No setor de alimentos, o governo do presidente Hugo Chávez já teve de liberar os controle sobre os preços de alguns alimentos neste ano. A produção de alimentos vem caindo devido às reduzidas margens de lucro provocadas pelo tabelamento dos preços e o desabastecimento se disseminou pelo país. A inflação no setor de alimentos alcançou 50% em julho, quando comparada ao mesmo mês do ano passado. Essa é uma da principais razões da queda de popularidade do governo.

Os ajustes são inevitáveis , disse Carlos Machado Allison, economista de Caracas especializado em agricultura. O aumento mostra que o governo vai aumentar os preços aos pulos, e não progressivamente.

Para Boris Segura, economista do Morgan Stanley em Nova York, os aumentos vão servir para piorar as pressões inflacionárias e não devem servir para estimular novos investimentos no país. Eles estão gerenciar a inflação de modo microeconômico , disse Segura.

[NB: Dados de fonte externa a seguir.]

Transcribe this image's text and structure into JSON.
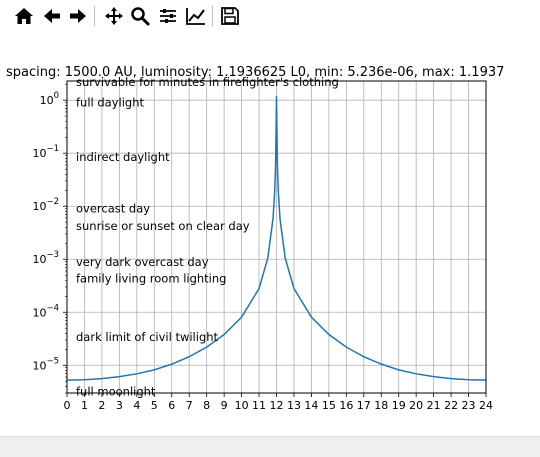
{
  "toolbar": {
    "buttons": [
      {
        "name": "home-icon"
      },
      {
        "name": "back-arrow-icon"
      },
      {
        "name": "forward-arrow-icon"
      },
      {
        "name": "pan-move-icon"
      },
      {
        "name": "zoom-icon"
      },
      {
        "name": "configure-subplots-icon"
      },
      {
        "name": "edit-axis-icon"
      },
      {
        "name": "save-icon"
      }
    ]
  },
  "chart_data": {
    "type": "line",
    "title": "spacing: 1500.0 AU, luminosity: 1.1936625 L0, min: 5.236e-06, max: 1.1937",
    "xlabel": "",
    "ylabel": "",
    "xlim": [
      0,
      24
    ],
    "ylim": [
      3e-06,
      2.3
    ],
    "yscale": "log",
    "grid": true,
    "line_color": "#1f77b4",
    "x_ticks": [
      "0",
      "1",
      "2",
      "3",
      "4",
      "5",
      "6",
      "7",
      "8",
      "9",
      "10",
      "11",
      "12",
      "13",
      "14",
      "15",
      "16",
      "17",
      "18",
      "19",
      "20",
      "21",
      "22",
      "23",
      "24"
    ],
    "y_ticks": [
      {
        "value": 1e-05,
        "base": "10",
        "exp": "−5"
      },
      {
        "value": 0.0001,
        "base": "10",
        "exp": "−4"
      },
      {
        "value": 0.001,
        "base": "10",
        "exp": "−3"
      },
      {
        "value": 0.01,
        "base": "10",
        "exp": "−2"
      },
      {
        "value": 0.1,
        "base": "10",
        "exp": "−1"
      },
      {
        "value": 1,
        "base": "10",
        "exp": "0"
      }
    ],
    "series": [
      {
        "x": [
          0,
          1,
          2,
          3,
          4,
          5,
          6,
          7,
          8,
          9,
          10,
          11,
          11.5,
          11.8,
          11.9,
          11.95,
          12,
          12.05,
          12.1,
          12.2,
          12.5,
          13,
          14,
          15,
          16,
          17,
          18,
          19,
          20,
          21,
          22,
          23,
          24
        ],
        "y": [
          5.24e-06,
          5.33e-06,
          5.6e-06,
          6.1e-06,
          6.9e-06,
          8.2e-06,
          1.05e-05,
          1.45e-05,
          2.2e-05,
          3.8e-05,
          8.1e-05,
          0.00028,
          0.00105,
          0.0058,
          0.02,
          0.065,
          1.1937,
          0.065,
          0.02,
          0.0058,
          0.00105,
          0.00028,
          8.1e-05,
          3.8e-05,
          2.2e-05,
          1.45e-05,
          1.05e-05,
          8.2e-06,
          6.9e-06,
          6.1e-06,
          5.6e-06,
          5.33e-06,
          5.24e-06
        ]
      }
    ],
    "annotations": [
      {
        "text": "survivable for minutes in firefighter's clothing",
        "y": 2.2
      },
      {
        "text": "full daylight",
        "y": 0.9
      },
      {
        "text": "indirect daylight",
        "y": 0.085
      },
      {
        "text": "overcast day",
        "y": 0.009
      },
      {
        "text": "sunrise or sunset on clear day",
        "y": 0.0042
      },
      {
        "text": "very dark overcast day",
        "y": 0.00088
      },
      {
        "text": "family living room lighting",
        "y": 0.00043
      },
      {
        "text": "dark limit of civil twilight",
        "y": 3.4e-05
      },
      {
        "text": "full moonlight",
        "y": 3.2e-06
      }
    ]
  }
}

É tudo muito ad hoc.

Um indicador de desabastecimento elaborado pelo Banco Central, que mede a porcentagem de lojas em que o consumidor não consegue encontrar certos produtos, mostrou que a escassez em julho chegou a 12,1% em todo o país, bem abaixo dos 24,7% registrados em fevereiro.

O governo está tentando ganhar mais controle sobre a indústria de alimentos e decretou medidas legais para prender comerciantes que estejam estocando produtos por mais de três meses. Segundo Felix Osorio, ministro de Abastecimento, em tempos de crise, é necessário que os governos possam produzir alimentos e comercializá-los. Se eles deixarem tudo nas mãos da iniciativa privada, certamente terão problemas , disse Osorio.